Poland, being a member state of the EU, recognises marketing authorisations granted by the European Commission under the centralised procedure.
7. Can Orphan Drugs be reimbursed? If so, is there a specific reimbursement procedure for Orphan Drugs?
There is no specific reimbursement procedure for Orphan Drugs. See Question 2 on Regulatory, Pricing and Reimbursement Overview.
In November 2020, the Act of 7 October on the Medical Fund (the “Act on the Medical Fund”) came into force. The Medical Fund set up by this law acts as a complementary element of the public system for financing healthcare. It will be funded from the state budget. One of the relevant sub-funds in terms of orphan drugs is the therapeutic-innovation sub-fund, which would finance emergency access to medicinal technologies and unlimited hospital and specialist services for children.

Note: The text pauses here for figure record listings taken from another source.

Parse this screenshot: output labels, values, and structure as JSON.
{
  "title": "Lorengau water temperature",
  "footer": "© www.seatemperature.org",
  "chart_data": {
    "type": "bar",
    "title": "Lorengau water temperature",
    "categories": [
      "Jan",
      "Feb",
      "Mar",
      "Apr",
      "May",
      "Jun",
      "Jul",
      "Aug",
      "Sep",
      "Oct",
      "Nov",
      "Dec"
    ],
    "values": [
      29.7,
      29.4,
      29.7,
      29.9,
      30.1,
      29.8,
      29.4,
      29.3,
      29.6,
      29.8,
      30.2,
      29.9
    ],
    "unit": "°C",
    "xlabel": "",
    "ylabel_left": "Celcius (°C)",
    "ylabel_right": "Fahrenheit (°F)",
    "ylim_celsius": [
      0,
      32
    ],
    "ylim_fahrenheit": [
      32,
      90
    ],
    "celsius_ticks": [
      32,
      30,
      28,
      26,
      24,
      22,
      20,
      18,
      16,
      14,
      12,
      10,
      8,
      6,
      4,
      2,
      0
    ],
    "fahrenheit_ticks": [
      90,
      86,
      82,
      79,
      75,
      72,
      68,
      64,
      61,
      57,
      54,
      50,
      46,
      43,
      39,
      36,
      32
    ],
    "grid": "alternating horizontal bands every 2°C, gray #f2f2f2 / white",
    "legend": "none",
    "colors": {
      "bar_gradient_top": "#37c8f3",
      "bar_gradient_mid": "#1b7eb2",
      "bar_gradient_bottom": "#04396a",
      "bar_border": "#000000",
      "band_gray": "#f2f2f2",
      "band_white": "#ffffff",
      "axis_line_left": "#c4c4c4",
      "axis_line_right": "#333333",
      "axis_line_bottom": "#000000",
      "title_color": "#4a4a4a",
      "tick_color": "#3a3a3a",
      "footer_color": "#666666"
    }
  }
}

Under the Act on the Medical Fund, the Agency for Health Technology Assessment and Tarification (“AOTMiT”) prepares a list of drug technologies of high clinical value and a list of drug technologies of a high innovation level, including therapies for oncology and rare diseases.
8. How are the prices of Orphan Drugs regulated?
Prices of Orphan Drugs subject to the general regulatory framework for pricing of medicinal products. See Question 2, Regulatory, Pricing and Reimbursement Overview.
9. In case of reference price based on a basket of countries, what countries are included?
10. Have there been any significant legal/judicial developments in relation to Orphan Drugs in your country?
No, there have not been any significant legal/judicial developments in relation to Orphan Drugs.
11. Are there proposals for reform or significant change to the regulation of Orphan Drugs? If yes, when are they likely to come into force?
Pursuant to the Council Recommendation of 8 June 2009 on an action in the field of rare diseases (2009/C 151/02) (OJ C 151, 3.7.2009, pp. 7-10), member states should take national actions in the field of rare diseases. The Ministry of Health announced the National Plan for Rare Diseases in February 2021. It presents a three-year strategy, for the period 2021-2023, defining specific objectives that are to be achieved in that period.
It plans to ensure sustainable implementation of health policies aimed at the needs of patients with rare diseases, introducing systemic solutions to the health and social problems of those patients.
In February 2021, the Medical Research Agency, a governmental body, announced the launch of its PLN 100 million grant dedicated to research and development activities focused on rare diseases. The aim of this programme is to increase access to diagnostics and drug therapies in rare diseases.